Tal y como señala al final del informe, la "preocupación" del Consejo de Estado por la eliminación de controles sobre el destino y uso de los fondos recorre todo el documento y no se limita solo a los  convenios, sino a que se considere que estos pueden autorizarse aun sin tener "informes preceptivos", por lo que respecta también a las exigencias que deben cumplir las empresas que se presenten a concursos públicos financiados con los fondos europeos y también por lo que respecta a la concesión de subvenciones.

"No parece acertado que la simplificación de trámites se acompañe, necesariamente y en todo caso, de una significativa reducción de los diferentes mecanismos de control previstos en el ordenamiento para garantizar una recta asignación de los fondos recibidos", dice el Consejo de Estado.

Así, pidió modificar la redacción en el decreto para corregir algo que consideraba confuso, que las empresas que interesadas en participar en un proyecto estratégico (los denominados PERTE) tengan que estar inscritas en un registro para demostrar que cumplen con la capacidad para llevar a cabo los trabajos pero al final también pudieran estar “vinculadas al desarrollo de un PERTE” empresas no inscritas en el registro -y, por tanto, no acreditadas- vinculadas a otras que sí lo estén.

Más gasto sin detallar

Otra de las "preocupaciones" que mostró el Consejo de Estado al Gobierno fue por la "manifiesta insuficiencia de la memoria remitida" con el decreto, en concreto, porque no incorporó una "memoria del análisis de impacto normativo" y también económico, en particular sobre el aumento del gasto público que va a suponer su intención de reforzar la gestión de los fondos europeos destinando más funcionarios públicos a esta tarea.

Así pues, el Consejo de Estado subrayó la "exigencia del análisis del impacto presupuestario", que debía comprender "al menos, una referencia a los efectos en los ingresos y gastos públicos y que incluirá la incidencia en los gastos de personal, dotaciones o retribuciones o cualesquiera otros gastos al servicio del sector público".

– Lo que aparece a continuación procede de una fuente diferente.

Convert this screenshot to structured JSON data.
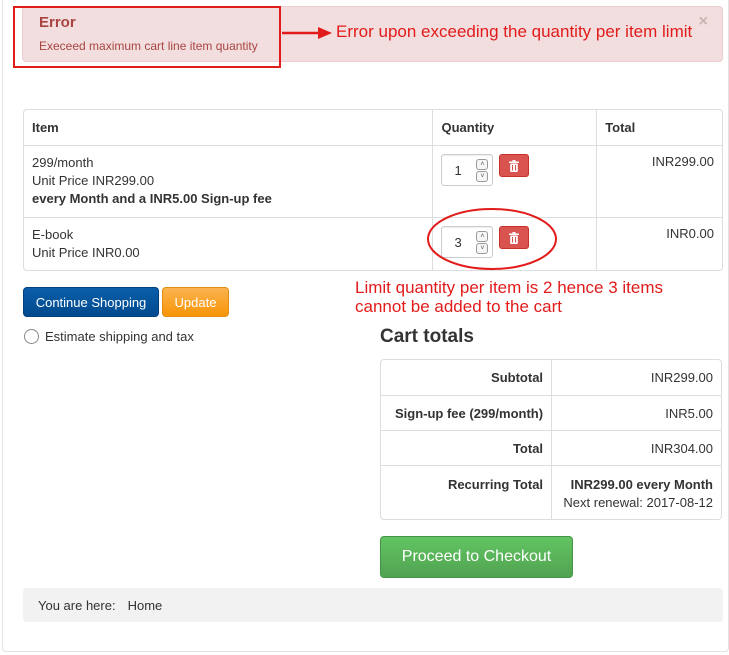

Arquitectura institucional

A lo que no tuvo "ninguna objeción" que hacer el Consejo de Estado fue a la estructura de gobernanza diseñada por Moncloa para decidir en qué gastar los millones de subvenciones europeas y cómo canalizar estas decisiones hacia la realización de proyectos a los que puedan concursar las empresas o consorcios de empresas.

Este órgano consultivo consideró que son "estructuras de gobernanza ambiciosas" pero también "en cierto modo complejas, dada la multitud de órganos intervinientes". 

Se refería a órganos recién creados como la Comisión Interministerial para la Recuperación, Transformación y Resiliencia  o el Comité Técnico que, junto con los ministerios por debajo y el propio gabinete del presidente, serán claves en la gestión de los fondos.

En este sentido, el Consejo de Estado pidió precisar quiénes forman el Comité Técnico, dado su importante papel, algo que el Gobierno difundió hace unas semanas.